Dylan Thomas’ famous radio play poses a choice when mounting a stage production: keep things simple and stick to the poetry, or attempt to inject some visual flair and risk overpowering the words.
Director Cassie Tillett has opted for the former for this outing of Under Milk Wood at Norwich’s Sewell Barn Theatre, with a stripped-down set, minimal costume, and only occasional movement.
This puts a lot of focus on the cast, made even tougher by the 12-strong ensemble taking on 39 characters between them over the two-hour course of Thomas’ dream-like poem, which flits between the inhabitants of a Welsh seaside village over the course of a day.
The company rise to the challenge, with particularly nice characterisation from Kevin Oelrichs and Judi Daykin as Mr and Mrs Pugh, and some understated comic flashes from Selwyn Tillett. David White is magisterial as the blind, tormented, Captain Cat.

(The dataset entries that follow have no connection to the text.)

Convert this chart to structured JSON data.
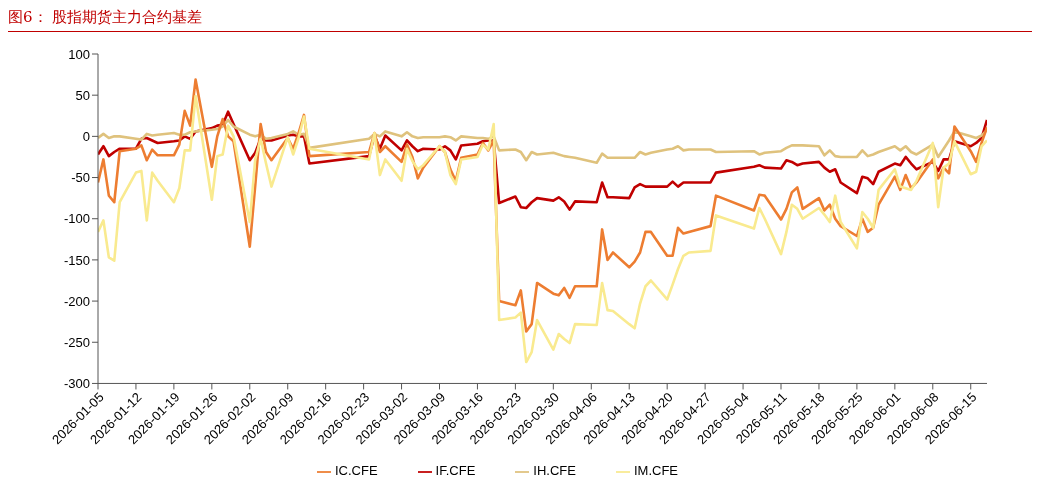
{
  "chart_data": {
    "type": "line",
    "title": "图6：  股指期货主力合约基差",
    "x": [
      "2026-01-05",
      "2026-01-06",
      "2026-01-07",
      "2026-01-08",
      "2026-01-09",
      "2026-01-12",
      "2026-01-13",
      "2026-01-14",
      "2026-01-15",
      "2026-01-16",
      "2026-01-19",
      "2026-01-20",
      "2026-01-21",
      "2026-01-22",
      "2026-01-23",
      "2026-01-26",
      "2026-01-27",
      "2026-01-28",
      "2026-01-29",
      "2026-01-30",
      "2026-02-02",
      "2026-02-03",
      "2026-02-04",
      "2026-02-05",
      "2026-02-06",
      "2026-02-09",
      "2026-02-10",
      "2026-02-11",
      "2026-02-12",
      "2026-02-13",
      "2026-02-24",
      "2026-02-25",
      "2026-02-26",
      "2026-02-27",
      "2026-03-02",
      "2026-03-03",
      "2026-03-04",
      "2026-03-05",
      "2026-03-06",
      "2026-03-09",
      "2026-03-10",
      "2026-03-11",
      "2026-03-12",
      "2026-03-13",
      "2026-03-16",
      "2026-03-17",
      "2026-03-18",
      "2026-03-19",
      "2026-03-20",
      "2026-03-23",
      "2026-03-24",
      "2026-03-25",
      "2026-03-26",
      "2026-03-27",
      "2026-03-30",
      "2026-03-31",
      "2026-04-01",
      "2026-04-02",
      "2026-04-03",
      "2026-04-07",
      "2026-04-08",
      "2026-04-09",
      "2026-04-10",
      "2026-04-13",
      "2026-04-14",
      "2026-04-15",
      "2026-04-16",
      "2026-04-17",
      "2026-04-20",
      "2026-04-21",
      "2026-04-22",
      "2026-04-23",
      "2026-04-24",
      "2026-04-28",
      "2026-04-29",
      "2026-05-06",
      "2026-05-07",
      "2026-05-08",
      "2026-05-11",
      "2026-05-12",
      "2026-05-13",
      "2026-05-14",
      "2026-05-15",
      "2026-05-18",
      "2026-05-19",
      "2026-05-20",
      "2026-05-21",
      "2026-05-22",
      "2026-05-25",
      "2026-05-26",
      "2026-05-27",
      "2026-05-28",
      "2026-05-29",
      "2026-06-01",
      "2026-06-02",
      "2026-06-03",
      "2026-06-04",
      "2026-06-05",
      "2026-06-08",
      "2026-06-09",
      "2026-06-10",
      "2026-06-11",
      "2026-06-12",
      "2026-06-15",
      "2026-06-16",
      "2026-06-17",
      "2026-06-18"
    ],
    "series": [
      {
        "name": "IF.CFE",
        "color": "#c00000",
        "values": [
          -22,
          -12,
          -24,
          -19,
          -15,
          -15,
          -3,
          -2,
          -5,
          -8,
          -6,
          -5,
          0,
          -3,
          6,
          10,
          13,
          14,
          30,
          15,
          -29,
          -20,
          -3,
          -5,
          -5,
          1,
          2,
          0,
          0,
          -33,
          -24,
          1,
          -15,
          1,
          -17,
          -5,
          -12,
          -18,
          -15,
          -16,
          -12,
          -17,
          -28,
          -11,
          -9,
          -6,
          -5,
          -5,
          -81,
          -73,
          -86,
          -87,
          -80,
          -75,
          -78,
          -74,
          -79,
          -89,
          -79,
          -80,
          -56,
          -74,
          -74,
          -75,
          -62,
          -58,
          -61,
          -61,
          -61,
          -55,
          -61,
          -56,
          -56,
          -56,
          -44,
          -37,
          -35,
          -38,
          -39,
          -29,
          -31,
          -35,
          -33,
          -31,
          -38,
          -43,
          -40,
          -56,
          -69,
          -49,
          -51,
          -58,
          -43,
          -33,
          -35,
          -25,
          -33,
          -40,
          -31,
          -42,
          -28,
          -28,
          -6,
          -12,
          -8,
          -2,
          20
        ]
      },
      {
        "name": "IH.CFE",
        "color": "#dfc27d",
        "values": [
          -2,
          3,
          -2,
          0,
          0,
          -3,
          -4,
          3,
          1,
          2,
          4,
          2,
          2,
          5,
          6,
          8,
          9,
          12,
          20,
          12,
          2,
          0,
          2,
          -3,
          -2,
          3,
          6,
          2,
          3,
          -14,
          -3,
          3,
          0,
          6,
          0,
          5,
          0,
          -2,
          -1,
          -1,
          0,
          -1,
          -5,
          0,
          -2,
          -2,
          -3,
          0,
          -17,
          -16,
          -19,
          -29,
          -19,
          -22,
          -20,
          -22,
          -24,
          -25,
          -26,
          -32,
          -21,
          -26,
          -26,
          -26,
          -26,
          -19,
          -22,
          -20,
          -16,
          -15,
          -12,
          -17,
          -16,
          -16,
          -19,
          -18,
          -22,
          -20,
          -18,
          -14,
          -11,
          -11,
          -11,
          -12,
          -23,
          -17,
          -24,
          -25,
          -25,
          -17,
          -24,
          -22,
          -19,
          -12,
          -17,
          -12,
          -19,
          -22,
          -10,
          -25,
          -15,
          -5,
          6,
          0,
          -2,
          1,
          8
        ]
      },
      {
        "name": "IC.CFE",
        "color": "#ed7d31",
        "values": [
          -56,
          -28,
          -72,
          -80,
          -18,
          -15,
          -11,
          -29,
          -16,
          -23,
          -23,
          -10,
          31,
          13,
          69,
          -37,
          0,
          21,
          0,
          -6,
          -134,
          -60,
          15,
          -19,
          -29,
          -2,
          -15,
          4,
          26,
          -24,
          -19,
          4,
          -19,
          -12,
          -31,
          -10,
          -25,
          -51,
          -38,
          -12,
          -19,
          -40,
          -54,
          -26,
          -22,
          -8,
          -17,
          -5,
          -200,
          -205,
          -187,
          -237,
          -228,
          -178,
          -191,
          -193,
          -184,
          -196,
          -182,
          -182,
          -113,
          -150,
          -141,
          -159,
          -152,
          -141,
          -116,
          -116,
          -145,
          -145,
          -111,
          -118,
          -116,
          -109,
          -72,
          -90,
          -71,
          -72,
          -101,
          -88,
          -68,
          -62,
          -88,
          -75,
          -90,
          -83,
          -100,
          -109,
          -121,
          -100,
          -116,
          -111,
          -83,
          -49,
          -65,
          -47,
          -63,
          -56,
          -28,
          -51,
          -38,
          -45,
          12,
          -18,
          -31,
          -8,
          11
        ]
      },
      {
        "name": "IM.CFE",
        "color": "#f9ea8f",
        "values": [
          -116,
          -102,
          -147,
          -151,
          -80,
          -44,
          -42,
          -102,
          -44,
          -54,
          -80,
          -63,
          -17,
          -17,
          49,
          -77,
          -24,
          -22,
          13,
          0,
          -104,
          -28,
          -3,
          -33,
          -61,
          -1,
          -22,
          -2,
          24,
          -15,
          -28,
          4,
          -47,
          -28,
          -54,
          -15,
          -30,
          -40,
          -35,
          -12,
          -19,
          -47,
          -58,
          -28,
          -25,
          -10,
          -16,
          15,
          -223,
          -220,
          -214,
          -274,
          -262,
          -223,
          -259,
          -240,
          -246,
          -251,
          -228,
          -229,
          -178,
          -211,
          -212,
          -228,
          -233,
          -203,
          -182,
          -175,
          -198,
          -180,
          -161,
          -145,
          -141,
          -139,
          -96,
          -112,
          -87,
          -100,
          -143,
          -116,
          -83,
          -88,
          -100,
          -87,
          -95,
          -104,
          -72,
          -104,
          -136,
          -92,
          -100,
          -111,
          -65,
          -40,
          -61,
          -63,
          -65,
          -54,
          -8,
          -86,
          -38,
          -33,
          -6,
          -46,
          -43,
          -12,
          -5
        ]
      }
    ],
    "xlim": [
      "2026-01-05",
      "2026-06-18"
    ],
    "xticks": [
      "2026-01-05",
      "2026-01-12",
      "2026-01-19",
      "2026-01-26",
      "2026-02-02",
      "2026-02-09",
      "2026-02-16",
      "2026-02-23",
      "2026-03-02",
      "2026-03-09",
      "2026-03-16",
      "2026-03-23",
      "2026-03-30",
      "2026-04-06",
      "2026-04-13",
      "2026-04-20",
      "2026-04-27",
      "2026-05-04",
      "2026-05-11",
      "2026-05-18",
      "2026-05-25",
      "2026-06-01",
      "2026-06-08",
      "2026-06-15"
    ],
    "ylim": [
      -300,
      100
    ],
    "yticks": [
      -300,
      -250,
      -200,
      -150,
      -100,
      -50,
      0,
      50,
      100
    ],
    "legend": "bottom"
  }
}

The lyricism of the script makes it more unforgiving than most to lapses and there were a few garbled lines, but as a whole the cast faithfully delivered Thomas’ Celtic musicality.
The decision to split the omniscient narrator’s roving commentary between the cast will have helped with that burden, but it also made the production feel even busier and somewhat diluted the voyeuristic allure of the tale. The use of projected images only during the Voice of the Guidebook was a minor aberration, and while the lighting design evoked the opening darkness and dawn, it seemed to run out of steam a tad by dusk.
The production’s success comes from the strength of the ensemble, who bring this at once romantic and tawdry Welsh village to life through the power of their presence. It’s a piece that is emotional, raw, and comic by turns as we feel every detail of these individual lives and their complex relationships.
- Under Milk Wood continues at Sewell Barn Theatre until 23 July 2022.